KMT, TPP reach agreement to work together and secure more seats in legislature

TPP Chairman Ko Wen-je and KMT Chairman Eric Chu pose together following their meeting on Monday. 

TPP Chairman Ko Wen-je and KMT Chairman Eric Chu pose together following their meeting on Monday.  (CNA photo)

TAIPEI (Taiwan News) — Taiwan's opposition Kuomintang (KMT) and the Taiwan People's Party (TPP) reached an agreement on Monday (Oct. 30) to work together ahead of January's national elections.

A joint statement issued following a high-profile meeting between the parties' leadership called for democratic reform, restarting high-level cross-strait talks and exchanges, and the need for the president to address the country's highest law-making body.

The meeting between KMT Chairman Eric Chu (朱立倫) and TPP's Ko Wen-je (柯文哲), a former Taipei mayor and the party's presidential candidate, agreed upon a non-formal partnership ahead of the election. This will allow the respective parties to share candidates in constituencies and win more legislative seats to gain a majority in the legislature.

The statement explains the rationale behind the collaboration, saying it will prevent the country's democratic system from erosion. It said the current system gives absolute power to a select few and undermines the will of the people.

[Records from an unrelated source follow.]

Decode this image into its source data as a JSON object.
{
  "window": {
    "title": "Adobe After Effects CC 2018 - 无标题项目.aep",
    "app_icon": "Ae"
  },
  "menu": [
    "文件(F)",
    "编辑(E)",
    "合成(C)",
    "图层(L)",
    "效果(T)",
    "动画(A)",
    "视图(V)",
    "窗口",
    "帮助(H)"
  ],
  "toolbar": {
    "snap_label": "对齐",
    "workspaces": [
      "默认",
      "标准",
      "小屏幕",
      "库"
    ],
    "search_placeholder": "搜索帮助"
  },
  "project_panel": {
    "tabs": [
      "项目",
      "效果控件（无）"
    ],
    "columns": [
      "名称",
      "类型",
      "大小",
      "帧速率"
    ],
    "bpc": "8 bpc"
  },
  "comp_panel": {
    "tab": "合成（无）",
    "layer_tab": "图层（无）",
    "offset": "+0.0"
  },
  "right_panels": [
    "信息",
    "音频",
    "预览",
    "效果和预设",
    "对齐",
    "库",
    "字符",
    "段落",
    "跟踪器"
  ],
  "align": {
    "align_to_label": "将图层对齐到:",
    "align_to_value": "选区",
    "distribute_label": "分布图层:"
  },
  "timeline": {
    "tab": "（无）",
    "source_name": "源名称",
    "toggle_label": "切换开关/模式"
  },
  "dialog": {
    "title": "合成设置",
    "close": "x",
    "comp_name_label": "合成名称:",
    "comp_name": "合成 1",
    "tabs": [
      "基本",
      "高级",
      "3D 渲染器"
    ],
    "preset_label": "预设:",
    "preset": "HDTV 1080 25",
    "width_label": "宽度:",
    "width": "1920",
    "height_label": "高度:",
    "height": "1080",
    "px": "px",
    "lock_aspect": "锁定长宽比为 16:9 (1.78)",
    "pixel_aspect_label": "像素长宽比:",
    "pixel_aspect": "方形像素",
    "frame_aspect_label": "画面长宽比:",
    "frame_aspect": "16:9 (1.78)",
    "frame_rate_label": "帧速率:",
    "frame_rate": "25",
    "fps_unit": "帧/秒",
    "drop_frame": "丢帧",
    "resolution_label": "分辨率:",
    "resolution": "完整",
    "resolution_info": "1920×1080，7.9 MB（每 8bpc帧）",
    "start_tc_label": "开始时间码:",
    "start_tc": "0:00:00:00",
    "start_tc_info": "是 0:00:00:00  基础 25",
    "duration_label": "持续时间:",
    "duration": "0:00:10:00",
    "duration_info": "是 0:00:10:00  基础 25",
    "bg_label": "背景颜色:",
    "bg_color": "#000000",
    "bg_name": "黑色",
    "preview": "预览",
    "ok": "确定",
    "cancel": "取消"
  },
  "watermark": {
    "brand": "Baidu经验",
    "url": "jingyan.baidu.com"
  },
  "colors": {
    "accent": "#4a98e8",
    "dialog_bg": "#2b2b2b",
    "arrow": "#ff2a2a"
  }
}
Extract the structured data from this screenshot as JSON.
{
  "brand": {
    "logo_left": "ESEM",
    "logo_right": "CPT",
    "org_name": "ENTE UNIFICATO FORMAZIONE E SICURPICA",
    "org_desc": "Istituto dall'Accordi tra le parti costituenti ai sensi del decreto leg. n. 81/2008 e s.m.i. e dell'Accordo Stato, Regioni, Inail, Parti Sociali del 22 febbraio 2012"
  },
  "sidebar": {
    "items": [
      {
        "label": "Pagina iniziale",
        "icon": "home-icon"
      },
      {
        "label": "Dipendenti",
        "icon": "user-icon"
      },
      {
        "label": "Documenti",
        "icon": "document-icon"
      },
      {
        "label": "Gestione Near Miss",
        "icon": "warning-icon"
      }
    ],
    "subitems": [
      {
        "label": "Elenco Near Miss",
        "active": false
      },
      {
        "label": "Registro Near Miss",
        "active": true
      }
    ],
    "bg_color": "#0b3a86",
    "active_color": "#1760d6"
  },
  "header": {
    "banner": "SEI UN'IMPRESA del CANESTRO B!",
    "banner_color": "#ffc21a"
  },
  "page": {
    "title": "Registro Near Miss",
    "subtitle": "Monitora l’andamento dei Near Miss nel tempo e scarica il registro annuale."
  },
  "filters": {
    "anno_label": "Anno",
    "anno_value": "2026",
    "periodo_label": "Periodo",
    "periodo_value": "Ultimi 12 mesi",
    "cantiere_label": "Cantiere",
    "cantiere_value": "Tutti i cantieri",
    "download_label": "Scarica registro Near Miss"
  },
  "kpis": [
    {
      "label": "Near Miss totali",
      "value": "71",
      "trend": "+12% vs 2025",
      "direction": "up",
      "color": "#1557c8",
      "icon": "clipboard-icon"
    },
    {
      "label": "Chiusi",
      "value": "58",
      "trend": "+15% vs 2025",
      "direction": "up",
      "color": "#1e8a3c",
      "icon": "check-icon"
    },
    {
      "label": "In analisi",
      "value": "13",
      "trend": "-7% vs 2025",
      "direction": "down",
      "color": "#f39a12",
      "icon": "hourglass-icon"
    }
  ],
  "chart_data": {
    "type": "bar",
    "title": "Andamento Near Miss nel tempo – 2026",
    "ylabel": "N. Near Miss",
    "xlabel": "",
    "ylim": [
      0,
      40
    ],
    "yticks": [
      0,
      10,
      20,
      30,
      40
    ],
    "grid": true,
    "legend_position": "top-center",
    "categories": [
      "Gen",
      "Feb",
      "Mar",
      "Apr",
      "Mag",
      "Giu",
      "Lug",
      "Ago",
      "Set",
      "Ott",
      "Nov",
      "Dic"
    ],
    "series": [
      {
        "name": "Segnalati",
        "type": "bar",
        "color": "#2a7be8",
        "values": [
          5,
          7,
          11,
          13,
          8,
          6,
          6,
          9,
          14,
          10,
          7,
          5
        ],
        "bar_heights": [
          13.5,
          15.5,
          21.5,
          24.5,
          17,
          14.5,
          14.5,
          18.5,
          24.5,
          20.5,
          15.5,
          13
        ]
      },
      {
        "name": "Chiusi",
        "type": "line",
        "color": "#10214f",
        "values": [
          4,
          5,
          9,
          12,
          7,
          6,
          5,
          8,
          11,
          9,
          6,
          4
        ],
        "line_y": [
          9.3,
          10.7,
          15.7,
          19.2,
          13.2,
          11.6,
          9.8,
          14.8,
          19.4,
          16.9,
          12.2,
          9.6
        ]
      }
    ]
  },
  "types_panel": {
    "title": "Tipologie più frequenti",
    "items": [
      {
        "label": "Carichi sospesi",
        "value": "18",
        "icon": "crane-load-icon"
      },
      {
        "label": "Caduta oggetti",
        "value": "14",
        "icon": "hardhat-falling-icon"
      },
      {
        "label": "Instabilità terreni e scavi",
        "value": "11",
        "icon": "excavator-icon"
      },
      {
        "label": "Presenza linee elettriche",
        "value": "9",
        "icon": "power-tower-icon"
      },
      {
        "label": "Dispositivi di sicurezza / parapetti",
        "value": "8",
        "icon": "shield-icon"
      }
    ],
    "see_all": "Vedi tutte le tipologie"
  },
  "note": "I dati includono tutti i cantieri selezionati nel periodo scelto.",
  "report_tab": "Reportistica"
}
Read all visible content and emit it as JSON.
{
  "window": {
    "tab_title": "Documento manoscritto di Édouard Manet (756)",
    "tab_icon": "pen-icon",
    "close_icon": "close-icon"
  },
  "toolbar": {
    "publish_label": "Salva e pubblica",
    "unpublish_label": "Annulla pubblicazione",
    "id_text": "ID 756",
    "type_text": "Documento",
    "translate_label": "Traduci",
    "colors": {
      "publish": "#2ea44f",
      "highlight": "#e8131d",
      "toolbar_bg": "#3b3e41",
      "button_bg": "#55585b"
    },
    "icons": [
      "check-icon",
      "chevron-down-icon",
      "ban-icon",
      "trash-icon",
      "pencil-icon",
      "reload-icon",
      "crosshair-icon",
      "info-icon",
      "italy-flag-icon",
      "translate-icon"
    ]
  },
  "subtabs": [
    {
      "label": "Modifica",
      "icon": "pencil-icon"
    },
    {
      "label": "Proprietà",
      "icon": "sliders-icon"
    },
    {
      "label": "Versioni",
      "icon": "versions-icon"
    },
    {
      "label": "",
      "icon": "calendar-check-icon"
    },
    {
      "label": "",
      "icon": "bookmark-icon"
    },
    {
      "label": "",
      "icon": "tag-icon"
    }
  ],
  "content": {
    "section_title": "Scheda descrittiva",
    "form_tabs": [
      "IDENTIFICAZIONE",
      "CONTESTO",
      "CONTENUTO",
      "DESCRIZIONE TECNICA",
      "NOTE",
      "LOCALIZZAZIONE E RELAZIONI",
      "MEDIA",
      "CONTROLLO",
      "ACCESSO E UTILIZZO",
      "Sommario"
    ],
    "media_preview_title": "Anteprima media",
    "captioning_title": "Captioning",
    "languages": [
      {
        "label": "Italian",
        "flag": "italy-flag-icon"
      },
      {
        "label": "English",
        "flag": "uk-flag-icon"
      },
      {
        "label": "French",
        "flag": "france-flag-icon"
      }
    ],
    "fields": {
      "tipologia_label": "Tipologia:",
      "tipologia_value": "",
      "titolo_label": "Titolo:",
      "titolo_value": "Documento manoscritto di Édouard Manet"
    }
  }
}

The statement also said the two have shared goals in terms of their China and energy policies. Issues mentioned included restoring peace and stability across the Taiwan Strait, restarting high-level talks between Taiwan and China, and pursuing sustainable energy policies without compromising national security, health, or financial discipline.

They also called for greater power of the legislature, saying the new administration should work in consensus with the Legislative Yuan. For example, the president should brief lawmakers and be guided by them, while appointing the premier and other critical issues should be approved by a majority in the legislature.

However, the statement did not elaborate on how the two parties are going to collaborate in January's presidential election.

Earlier this month, with polls seemingly giving Ko the upper hand over the KMT's presidential candidate Hou Yu-ih (侯友宜), Ko described the KMT's attempt to engage him to run on a joint ticket as a "forced marriage."